Und zu unseren Ungunsten () haben sie es noch latinisiert, so müssen wir uns nun mit zwei solchen Worten schlagen!

Zum Glück ist das nie mit "ironisch" und "ironikalisch" passiert; die Idee    nehme ich aus dem englischen "ironical".


----------



## Rudolf36

Hallo,
auch wenn's spät ist, ein Nachtrag:
"Grammatikalisch" ist ein Anglizismus. 
Einfach an das engl. "grammatical" noch ein "-isch" angehängt.
Die engl.

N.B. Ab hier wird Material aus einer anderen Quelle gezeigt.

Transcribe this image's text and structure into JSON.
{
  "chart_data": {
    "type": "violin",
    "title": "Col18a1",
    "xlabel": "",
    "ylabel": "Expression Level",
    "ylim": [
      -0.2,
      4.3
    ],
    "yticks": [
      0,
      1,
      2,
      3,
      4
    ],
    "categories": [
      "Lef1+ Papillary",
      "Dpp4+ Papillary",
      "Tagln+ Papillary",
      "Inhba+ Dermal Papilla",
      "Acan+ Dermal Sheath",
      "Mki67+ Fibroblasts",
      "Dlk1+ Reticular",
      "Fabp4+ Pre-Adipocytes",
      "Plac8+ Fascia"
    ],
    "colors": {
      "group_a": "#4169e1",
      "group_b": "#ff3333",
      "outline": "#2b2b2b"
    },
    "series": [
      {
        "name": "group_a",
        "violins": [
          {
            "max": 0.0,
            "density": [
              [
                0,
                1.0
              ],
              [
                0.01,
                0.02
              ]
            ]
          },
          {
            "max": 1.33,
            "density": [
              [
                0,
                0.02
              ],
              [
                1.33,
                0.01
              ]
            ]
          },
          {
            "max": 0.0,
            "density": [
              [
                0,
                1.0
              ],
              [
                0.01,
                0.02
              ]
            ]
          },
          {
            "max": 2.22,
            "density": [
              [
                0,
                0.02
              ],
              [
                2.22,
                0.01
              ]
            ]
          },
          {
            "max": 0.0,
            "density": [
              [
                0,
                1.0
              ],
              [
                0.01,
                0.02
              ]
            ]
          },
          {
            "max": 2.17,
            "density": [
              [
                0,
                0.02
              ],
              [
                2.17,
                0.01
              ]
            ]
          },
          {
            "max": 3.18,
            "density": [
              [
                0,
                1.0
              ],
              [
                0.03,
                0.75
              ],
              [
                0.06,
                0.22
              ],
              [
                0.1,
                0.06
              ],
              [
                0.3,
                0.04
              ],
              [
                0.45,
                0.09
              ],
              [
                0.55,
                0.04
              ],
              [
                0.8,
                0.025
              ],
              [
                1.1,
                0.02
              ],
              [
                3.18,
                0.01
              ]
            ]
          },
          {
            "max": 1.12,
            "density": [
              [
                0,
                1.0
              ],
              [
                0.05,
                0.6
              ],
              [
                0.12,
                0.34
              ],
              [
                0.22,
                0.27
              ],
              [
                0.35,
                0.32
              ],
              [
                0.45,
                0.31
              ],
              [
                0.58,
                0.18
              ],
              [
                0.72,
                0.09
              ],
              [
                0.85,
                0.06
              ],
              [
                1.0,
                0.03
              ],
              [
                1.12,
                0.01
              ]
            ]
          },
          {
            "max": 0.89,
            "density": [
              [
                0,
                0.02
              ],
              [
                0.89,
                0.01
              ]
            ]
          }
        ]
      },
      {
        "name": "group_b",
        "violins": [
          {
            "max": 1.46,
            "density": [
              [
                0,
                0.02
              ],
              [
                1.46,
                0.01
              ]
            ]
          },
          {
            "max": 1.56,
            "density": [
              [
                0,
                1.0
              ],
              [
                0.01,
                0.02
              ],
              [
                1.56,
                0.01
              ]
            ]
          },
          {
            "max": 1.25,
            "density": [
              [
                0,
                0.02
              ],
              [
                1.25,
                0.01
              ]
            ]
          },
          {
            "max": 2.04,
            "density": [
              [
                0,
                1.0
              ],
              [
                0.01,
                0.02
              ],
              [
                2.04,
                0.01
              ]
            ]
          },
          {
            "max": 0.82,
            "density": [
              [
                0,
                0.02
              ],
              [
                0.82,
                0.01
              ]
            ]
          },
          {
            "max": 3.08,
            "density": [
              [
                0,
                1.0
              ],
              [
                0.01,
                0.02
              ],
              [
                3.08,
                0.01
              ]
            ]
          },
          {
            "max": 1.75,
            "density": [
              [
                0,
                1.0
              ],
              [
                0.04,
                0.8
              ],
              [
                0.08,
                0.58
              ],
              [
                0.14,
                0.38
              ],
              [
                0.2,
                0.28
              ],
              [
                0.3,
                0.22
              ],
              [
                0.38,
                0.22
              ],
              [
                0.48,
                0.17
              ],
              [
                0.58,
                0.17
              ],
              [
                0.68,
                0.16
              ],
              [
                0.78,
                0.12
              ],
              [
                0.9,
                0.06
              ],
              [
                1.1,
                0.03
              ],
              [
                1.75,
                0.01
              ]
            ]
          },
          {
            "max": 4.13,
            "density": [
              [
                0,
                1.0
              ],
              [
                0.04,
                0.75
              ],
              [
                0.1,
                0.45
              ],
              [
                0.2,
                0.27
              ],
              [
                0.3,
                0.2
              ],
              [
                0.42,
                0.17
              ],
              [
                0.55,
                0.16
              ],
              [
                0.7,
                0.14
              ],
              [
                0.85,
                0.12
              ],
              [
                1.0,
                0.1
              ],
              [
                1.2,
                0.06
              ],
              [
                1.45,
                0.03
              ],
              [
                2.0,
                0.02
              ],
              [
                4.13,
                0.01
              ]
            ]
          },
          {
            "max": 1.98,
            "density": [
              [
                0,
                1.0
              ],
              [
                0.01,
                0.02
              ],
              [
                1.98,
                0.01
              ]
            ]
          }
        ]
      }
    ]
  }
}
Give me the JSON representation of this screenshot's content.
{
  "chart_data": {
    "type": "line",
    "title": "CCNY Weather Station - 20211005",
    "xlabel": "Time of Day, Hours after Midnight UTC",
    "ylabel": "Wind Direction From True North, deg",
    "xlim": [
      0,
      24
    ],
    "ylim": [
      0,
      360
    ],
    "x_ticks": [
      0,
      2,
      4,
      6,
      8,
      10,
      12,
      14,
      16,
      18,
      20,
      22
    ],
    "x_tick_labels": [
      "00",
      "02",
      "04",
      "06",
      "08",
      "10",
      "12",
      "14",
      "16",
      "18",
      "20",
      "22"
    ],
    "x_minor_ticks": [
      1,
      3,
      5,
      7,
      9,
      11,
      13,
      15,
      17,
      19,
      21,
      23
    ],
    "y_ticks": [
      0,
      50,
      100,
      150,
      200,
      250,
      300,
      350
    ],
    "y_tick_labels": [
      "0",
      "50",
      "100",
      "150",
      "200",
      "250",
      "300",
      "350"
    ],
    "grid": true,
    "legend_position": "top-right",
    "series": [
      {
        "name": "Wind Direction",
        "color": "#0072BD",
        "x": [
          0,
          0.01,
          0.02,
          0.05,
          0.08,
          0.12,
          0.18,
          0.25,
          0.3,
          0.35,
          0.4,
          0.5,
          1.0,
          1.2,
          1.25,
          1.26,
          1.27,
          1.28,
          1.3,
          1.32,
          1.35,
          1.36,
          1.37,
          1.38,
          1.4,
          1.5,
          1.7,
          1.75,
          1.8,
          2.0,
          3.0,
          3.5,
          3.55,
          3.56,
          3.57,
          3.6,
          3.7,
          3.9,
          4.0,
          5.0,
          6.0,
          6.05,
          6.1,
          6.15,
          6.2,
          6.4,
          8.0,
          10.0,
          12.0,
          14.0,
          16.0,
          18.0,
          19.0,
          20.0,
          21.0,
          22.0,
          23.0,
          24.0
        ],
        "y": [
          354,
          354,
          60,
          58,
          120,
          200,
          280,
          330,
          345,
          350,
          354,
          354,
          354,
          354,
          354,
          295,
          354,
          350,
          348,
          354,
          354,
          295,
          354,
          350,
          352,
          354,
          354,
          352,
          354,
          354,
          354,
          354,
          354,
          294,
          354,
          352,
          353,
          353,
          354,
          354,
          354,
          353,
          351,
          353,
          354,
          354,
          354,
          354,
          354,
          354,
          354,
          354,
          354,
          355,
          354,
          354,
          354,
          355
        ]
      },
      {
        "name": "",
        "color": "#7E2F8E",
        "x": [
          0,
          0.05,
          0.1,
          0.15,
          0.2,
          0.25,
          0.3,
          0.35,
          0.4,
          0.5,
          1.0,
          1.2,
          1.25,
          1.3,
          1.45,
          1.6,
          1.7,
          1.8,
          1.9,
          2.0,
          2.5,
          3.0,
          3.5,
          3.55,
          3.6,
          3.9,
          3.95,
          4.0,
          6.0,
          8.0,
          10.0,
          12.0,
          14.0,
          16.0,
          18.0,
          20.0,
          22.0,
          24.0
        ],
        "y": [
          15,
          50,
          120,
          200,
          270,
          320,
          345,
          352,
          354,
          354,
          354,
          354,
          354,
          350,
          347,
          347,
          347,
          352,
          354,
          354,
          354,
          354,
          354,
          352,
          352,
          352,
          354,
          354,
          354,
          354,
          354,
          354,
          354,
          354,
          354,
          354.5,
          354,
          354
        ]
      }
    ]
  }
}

Endung "-al" bedeutet eine Zugehörigkeit oder Eigenschaft und entspricht
der deutschen Endung "-isch". Man kann also "-isch" nicht einfach dranhängen, sondern man muß das "-al" ersetzen.
Andernfalls: 
wie wär's mit politikalisch, ethikalisch, mystikalisch, technikalisch, journalistikalisch, systematikalisch, hydraulikalisch . . .?
Gruß
Rudolf36


----------



## Hutschi

Gibt es dafür Belege? Eventuell kommt "grammatikalisch" auch auf beiden Wegen.,  sowohl (neu und dadurch wiederbelebt) als Anglizismus als auch aus dem Griechischen/Lateinischen/Französischen.

Das Grimm'sche Wörterbuch sagt:


> _GRAMMATIKALISCH_, _ adj._, _seit dem_ 17. _jh. belegbar, wohl aus frz. grammatical_ (16. _jh._), _dem seinerseits lat. grammaticalis zugrundeliegt. im_ 17. _und bis zur mitte des_ 18. _jhs. geläufiger als älteres gleichbedeutendes_ grammatisch (_s. d._), _im_ 19. _jh. stark rückläufig und von_ _A__DELUNG_ _versuch _2  (1775) 769, _H__EYNATZ_ _antibarb. _2  (1797) 71 _für veraltet erklärt._


http://germazope.uni-trier.de/Proje...pattern=&lemmapattern=&verspattern=#GG23020L0




Whodunit said:


> Ich benutze gerne "grammatikalisch" in Bezug auf Fehler, aber "grammatisch" bezüglich der Grammatik im Allgemeinen, aber der Duden sagt bei "grammatikalisch" leider nur "seltener für grammatisch".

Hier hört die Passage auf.